Она пробралась к нему сквозь столики, разматывая длинный шарф по пути, и плюхнулась напротив в мягкое кресло.

- Фух! Ты бы только знал, как я устала, - воскликнула Эмми. – Еще день-то не начался, а я хочу уже обратно в теплую кровать и спать, спать, спать!

Он сидел напротив нее с таким важным и деловым видом, что Эм уже почувствовала неладное.
- И добрым утром, родная, - задумчиво процедил он, переворачивая страницу New York Times,  и посмотрел на нее. Его теплый, но такой просверливающий взгляд жадно впился в ее лицо, он чуть прищурился, и маленькие морщинки легли вокруг его глаз цвета теплого топаза. – Ты помнишь, какой сегодня день?

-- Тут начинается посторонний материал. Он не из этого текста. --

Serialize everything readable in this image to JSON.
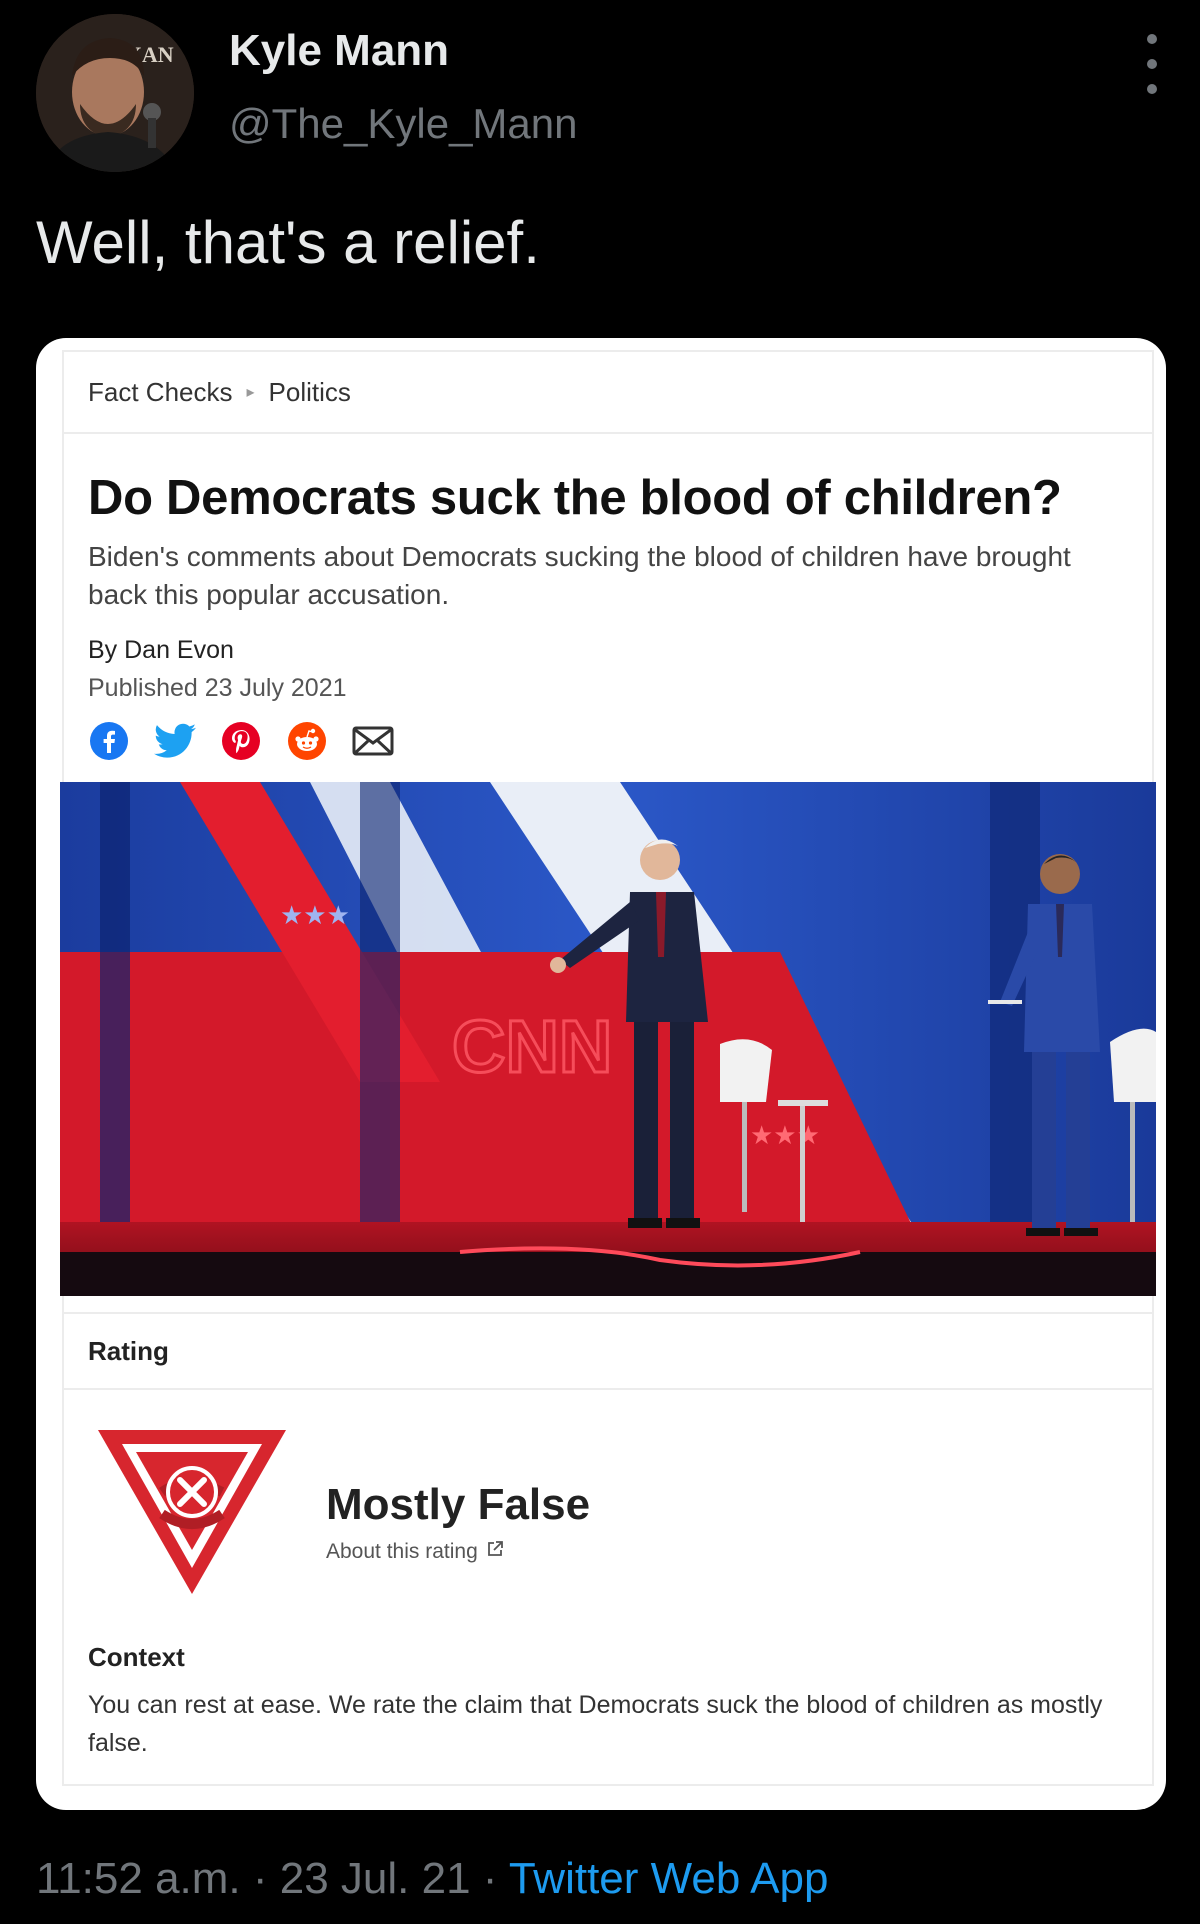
{
  "tweet": {
    "author": {
      "display_name": "Kyle Mann",
      "handle": "@The_Kyle_Mann",
      "avatar_icon": "profile-photo"
    },
    "text": "Well, that's a relief.",
    "timestamp": "11:52 a.m. · 23 Jul. 21 · ",
    "source_app": "Twitter Web App"
  },
  "card": {
    "breadcrumb": [
      "Fact Checks",
      "Politics"
    ],
    "headline": "Do Democrats suck the blood of children?",
    "subhead": "Biden's comments about Democrats sucking the blood of children have brought back this popular accusation.",
    "byline": "By Dan Evon",
    "published": "Published 23 July 2021",
    "share_icons": [
      "facebook-icon",
      "twitter-icon",
      "pinterest-icon",
      "reddit-icon",
      "email-icon"
    ],
    "image_caption_text": "CNN",
    "rating_section_label": "Rating",
    "rating_value": "Mostly False",
    "about_rating": "About this rating",
    "context_title": "Context",
    "context_body": "You can rest at ease. We rate the claim that Democrats suck the blood of children as mostly false."
  },
  "colors": {
    "background": "#000000",
    "link_blue": "#1d9bf0",
    "muted": "#71767b",
    "rating_red": "#d7262e",
    "facebook": "#1877f2",
    "twitter": "#1da1f2",
    "pinterest": "#e60023",
    "reddit": "#ff4500"
  }
}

Эм застыла в недоумении, снимая красный шарф и расстегивая пальто. Он никогда не задавал ей подобных вопросов, хотя знали друг друга они чуть ли не с пеленок. Всегда был весел, улыбчив и изредка серьезен. К таким минутам она могла лишь отнести завязывание галстука и открывание пачки орешек перед просмотром фильма. А здесь. В голове ее прокрутилось несколько дат, но, не найдя подходящей, она вымолвила:

- Нет, а что? Что-то очень серьезное? День рождения Сэмми только в июле, а остальные все даты я помню наизусть… Неужели я что-то все-таки забыла? – в недоумении и с каким-то разочарованием в себе, девушка подняла на собеседника глаза. Ее длинные, пушистые ресницы дрогнули: она будто вспомнила что-то, но потом глубоко вздохнула и отвернулась от молодого человека. – Я не помню. – Расстроено проконстатировала факт она и вздохнула.

- О, глупая женщина! – воскликнул Аллан и улыбнулся во все зубы. Эмми смущенно покосилась в его сторону, чуть сжалась в кресле, и краешки ее губ дернулись в одобрительной улыбке.

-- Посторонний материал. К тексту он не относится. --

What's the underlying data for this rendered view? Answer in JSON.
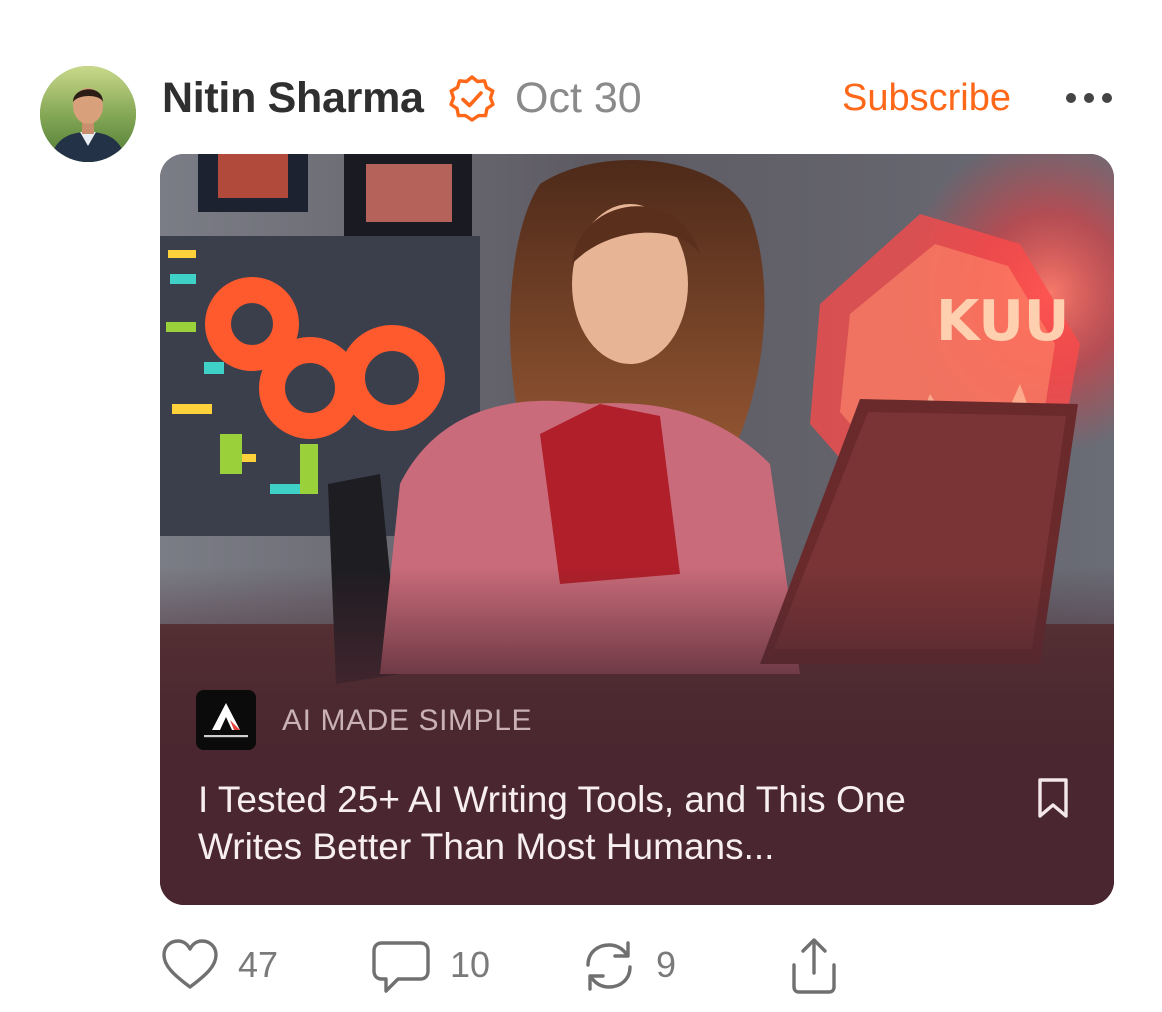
{
  "author": {
    "name": "Nitin Sharma",
    "date": "Oct 30",
    "verified_icon": "verified-check-icon",
    "verified_color": "#ff6719"
  },
  "header": {
    "subscribe_label": "Subscribe",
    "more_icon": "ellipsis-icon"
  },
  "card": {
    "publication_name": "AI MADE SIMPLE",
    "publication_logo_text": "AI Made Simple",
    "title": "I Tested 25+ AI Writing Tools, and This One Writes Better Than Most Humans...",
    "bookmark_icon": "bookmark-icon",
    "background_color": "#4a2730"
  },
  "actions": {
    "like_count": "47",
    "comment_count": "10",
    "restack_count": "9",
    "like_icon": "heart-icon",
    "comment_icon": "comment-bubble-icon",
    "restack_icon": "restack-icon",
    "share_icon": "share-icon"
  },
  "colors": {
    "accent": "#ff6719",
    "text_primary": "#2f2f2f",
    "text_muted": "#8a8a8a"
  }
}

- Продолжай, мне уже нравится начало, - улыбаясь еще шире, попросила она.
 
– Сегодня двадцать лет, как мы дружим!  - Складывая газету, продолжил Аллан. – У меня деловое предложение к тебе: давай-ка отметим это как следует. Вино, хороший ужин. Ты же знаешь, как Джулия готовит. И Сэмми будет рад видеть тебя и этого, как его… - он чуть нахмурился, приложив указательный палец к нижней губе, и замолчал…

- С Адамом, - обиженно дополнила Эмми.

- Ну, да, с ним!

Аллан снова засиял от счастья и, вытащив из кошелька нужное количество купюр, положил их на стол.

- Закажи себе чего-нибудь вкусненького и торопись на работу, - встав и целовав девушку в лоб, заботливо попросил он. – А мне сегодня еще разбирать статьи. – И он, как-то быстро оторвав губы от ее кожи, развернулся и вышел из кафе.
Эта нежность всегда оставалась печатью на ней. Будто она все еще его маленькая девочка, а он ей старший брат. Будто они играют во дворе или он проверяет ее домашнее задание, потому что Аллан всегда учился лучше нее.


За большими прозрачными стеклами, вставленными в огромные рамы, падал снег. Мелкий и такой противный. Эмми попросила кофе и счет.
У нее как-то подозрительно тряслись руки, но она подумала, что это нервы и чуть вжавшись в теплое кресло, закурила первую сигарету за три года.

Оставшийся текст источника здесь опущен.